Jack takes another look at the gas gauge. “Keep your eyes open, and let me know if you see anyplace we can stop.”

A little further down the road, just outside the City of Manassas, we come to a rest area and coast into the parking lot, out of gas. Two other vehicles are here, one SUV and a large van with the markings of the Virginia State Police on the side.

The SUV’s driver’s side window is smashed; the half eaten corpse of a woman hanging out the door. Bite marks cover her torso and arms, and her severed head is lying on the ground a few feet from the vehicle, cheeks and eyes gouged away. The van appears to be intact, with the exception of one flat tyre.

The rest stop is a small single level building, with two separated sections for public restrooms and a lobby in between. There’s a small picnic area and a pet rest area at the side of the structure. Scanning the area, we see no signs of life or movement. Dismembered bodies are littered everywhere.

“Fuck me,” Jack says as he takes in the scene. “It’s a war zone.”

A man, – or what used to be one, – staggers out from behind the building near the pet rest area. Its left arm is missing from the elbow and its torn business suit is covered in blood and gore.

“Shut up and get down,” I whisper, pointing to the creature. We kneel down behind the car, out of the creature’s line of sight. We and wait for a few minutes. The creature shambles on aimlessly.  

Jack scans the area. “We can’t sit out here all day, man. There’s got to be more of those things creeping around.”

“Well, we can’t just walk by that thing,” I say.
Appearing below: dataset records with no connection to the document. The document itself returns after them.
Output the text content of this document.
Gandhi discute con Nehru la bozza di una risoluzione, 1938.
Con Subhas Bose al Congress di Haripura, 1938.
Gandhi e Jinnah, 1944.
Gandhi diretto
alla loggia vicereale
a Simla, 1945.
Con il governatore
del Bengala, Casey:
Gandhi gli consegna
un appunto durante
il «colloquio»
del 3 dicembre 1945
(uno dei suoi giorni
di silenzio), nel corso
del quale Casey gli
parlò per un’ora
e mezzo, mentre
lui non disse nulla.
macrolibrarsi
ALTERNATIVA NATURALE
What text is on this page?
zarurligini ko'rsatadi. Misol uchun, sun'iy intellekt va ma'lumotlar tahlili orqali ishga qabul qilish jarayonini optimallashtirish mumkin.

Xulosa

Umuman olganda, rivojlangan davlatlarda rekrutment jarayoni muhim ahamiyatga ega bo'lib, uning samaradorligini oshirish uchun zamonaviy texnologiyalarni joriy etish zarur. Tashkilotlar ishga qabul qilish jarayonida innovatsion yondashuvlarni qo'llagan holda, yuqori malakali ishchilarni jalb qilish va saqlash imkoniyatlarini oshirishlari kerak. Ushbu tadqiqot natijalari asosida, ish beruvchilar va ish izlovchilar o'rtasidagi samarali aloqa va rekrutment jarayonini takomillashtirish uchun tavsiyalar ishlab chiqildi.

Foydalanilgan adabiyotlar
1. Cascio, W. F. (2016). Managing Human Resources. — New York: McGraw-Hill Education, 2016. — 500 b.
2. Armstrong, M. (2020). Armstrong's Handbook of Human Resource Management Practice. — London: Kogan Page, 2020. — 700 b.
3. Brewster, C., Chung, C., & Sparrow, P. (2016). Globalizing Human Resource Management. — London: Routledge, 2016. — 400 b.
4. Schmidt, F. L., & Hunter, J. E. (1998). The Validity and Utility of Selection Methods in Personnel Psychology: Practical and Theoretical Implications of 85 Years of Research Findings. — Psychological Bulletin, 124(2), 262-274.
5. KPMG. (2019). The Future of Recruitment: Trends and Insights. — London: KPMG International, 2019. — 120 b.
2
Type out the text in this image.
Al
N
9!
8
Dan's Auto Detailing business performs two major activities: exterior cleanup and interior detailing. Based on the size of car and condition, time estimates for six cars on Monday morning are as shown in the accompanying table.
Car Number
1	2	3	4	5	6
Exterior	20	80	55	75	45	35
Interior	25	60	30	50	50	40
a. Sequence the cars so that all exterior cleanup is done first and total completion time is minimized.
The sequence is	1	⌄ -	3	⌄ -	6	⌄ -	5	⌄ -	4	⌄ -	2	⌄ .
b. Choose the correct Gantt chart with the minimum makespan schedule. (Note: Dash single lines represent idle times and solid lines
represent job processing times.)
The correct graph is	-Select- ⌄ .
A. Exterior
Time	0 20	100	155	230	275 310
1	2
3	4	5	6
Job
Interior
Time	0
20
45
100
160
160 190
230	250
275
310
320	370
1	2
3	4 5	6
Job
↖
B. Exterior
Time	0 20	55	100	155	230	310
“I’ve got a plan.” Mike leans into the open door of the car and takes out a long metal flashlight. “I’m gonna go around the other side of the building, sneak up behind that thing and crown its ass.”

“Are you on drugs?” I ask him. “What if there are more of those things around back? They’ll rip you to pieces!”

“What choice do we have?” Mike replies fiercely.

Jack and I look at one another and then nod to Mike. I don’t like the idea at all, but it’s all we’ve got. He is small and fast, so he has the best chance of the three of us.

He inches around the side of the car and takes a peek. The creature is standing motionless in the pet rest area, looking in the opposite direction. He takes his chance and darts around the side of the building and out of sight.

Several tense minutes pass before I see Mike appear around the other side. He crouches low and creeps up behind the creature.  It seems oblivious. Once close enough, he swings the flashlight over his head and brings it down onto the back of the thing’s skull.  Blood spurts upwards and it falls to the ground with barely a sound. He jogs back with a big smile on his face. “Fucker never saw it coming.”

“Don’t bust your arm patting yourself on the back man,” Jack says, but manages a smile.  

We head for the building, stepping over bodies along the way. We see dozens of empty bullet and shotgun casings amongst the dead. I reach the front door first; it’s locked and chained from the inside.

“Stop right there and put your hands up!”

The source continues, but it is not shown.